Researchers from the Massachusetts Institute of Technology's Computer Science and Artificial Intelligence Laboratory and Massachusetts General Hospital have developed a system that diagnoses patients with muscle tension dysphonia.

Credit: Daryush Mehta/Massachusetts General Hospital

A new diagnostic approach using machine learning could help detect speech disorders exacerbated by vocal misuse.

Researchers from the Massachusetts Institute of Technology's (MIT) Computer Science and Artificial Intelligence Laboratory (CSAIL) and Massachusetts General Hospital developed a system that diagnoses patients with muscle tension dysphonia.

Current approaches to diagnosing physiological signals via machine learning often involve supervised learning, in which researchers must label data and provide outputs, but the CSAIL team opted to use unsupervised learning.

"People with vocal disorders aren't always misusing their voices, and people without disorders also occasionally misuse their voices," says MIT student Marzyeh Ghassemi. "The difficult task here was to build a learning algorithm that can determine what sort of vocal cord movements are prominent in subjects with a disorder."

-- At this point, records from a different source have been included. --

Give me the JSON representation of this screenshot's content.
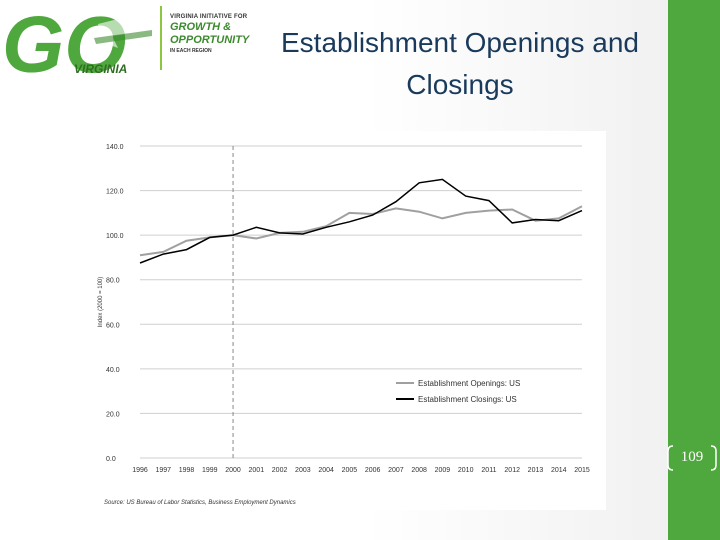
{
  "title_line1": "Establishment Openings and",
  "title_line2": "Closings",
  "logo": {
    "small_text": "VIRGINIA INITIATIVE FOR",
    "big_line1": "GROWTH &",
    "big_line2": "OPPORTUNITY",
    "region_text": "IN EACH REGION",
    "go_text": "GO",
    "virginia_text": "VIRGINIA"
  },
  "page_number": "109",
  "colors": {
    "green": "#4fa83d",
    "title": "#1a3a5c",
    "openings": "#a0a0a0",
    "closings": "#000000"
  },
  "chart_data": {
    "type": "line",
    "x": [
      "1996",
      "1997",
      "1998",
      "1999",
      "2000",
      "2001",
      "2002",
      "2003",
      "2004",
      "2005",
      "2006",
      "2007",
      "2008",
      "2009",
      "2010",
      "2011",
      "2012",
      "2013",
      "2014",
      "2015"
    ],
    "series": [
      {
        "name": "Establishment Openings: US",
        "color": "#a0a0a0",
        "values": [
          91.0,
          92.5,
          97.5,
          99.0,
          100.0,
          98.5,
          101.0,
          101.5,
          104.0,
          110.0,
          109.5,
          112.0,
          110.5,
          107.5,
          110.0,
          111.0,
          111.5,
          106.5,
          107.5,
          113.0
        ]
      },
      {
        "name": "Establishment Closings: US",
        "color": "#000000",
        "values": [
          87.5,
          91.5,
          93.5,
          99.0,
          100.0,
          103.5,
          101.0,
          100.5,
          103.5,
          106.0,
          109.0,
          115.0,
          123.5,
          125.0,
          117.5,
          115.5,
          105.5,
          107.0,
          106.5,
          111.0
        ]
      }
    ],
    "yticks": [
      "0.0",
      "20.0",
      "40.0",
      "60.0",
      "80.0",
      "100.0",
      "120.0",
      "140.0"
    ],
    "ylim": [
      0,
      140
    ],
    "ylabel": "Index (2000 = 100)",
    "reference_line_x": "2000",
    "source": "Source: US Bureau of Labor Statistics, Business Employment Dynamics",
    "legend_position": "lower-right"
  }
}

To train the algorithm, patients diagnosed with voice disorders and a control group wore accelerometers that captured the motions of their vocal folds. By comparing more than 110 million glottal pulses, the team differentiated between patients and controls, and were able to measure the positive effects of voice therapy on patients with vocal disorders.

The team says the data could be used by doctors and scientists to study the underlying causes of vocal disorders and help patients employ healthier vocal behaviors.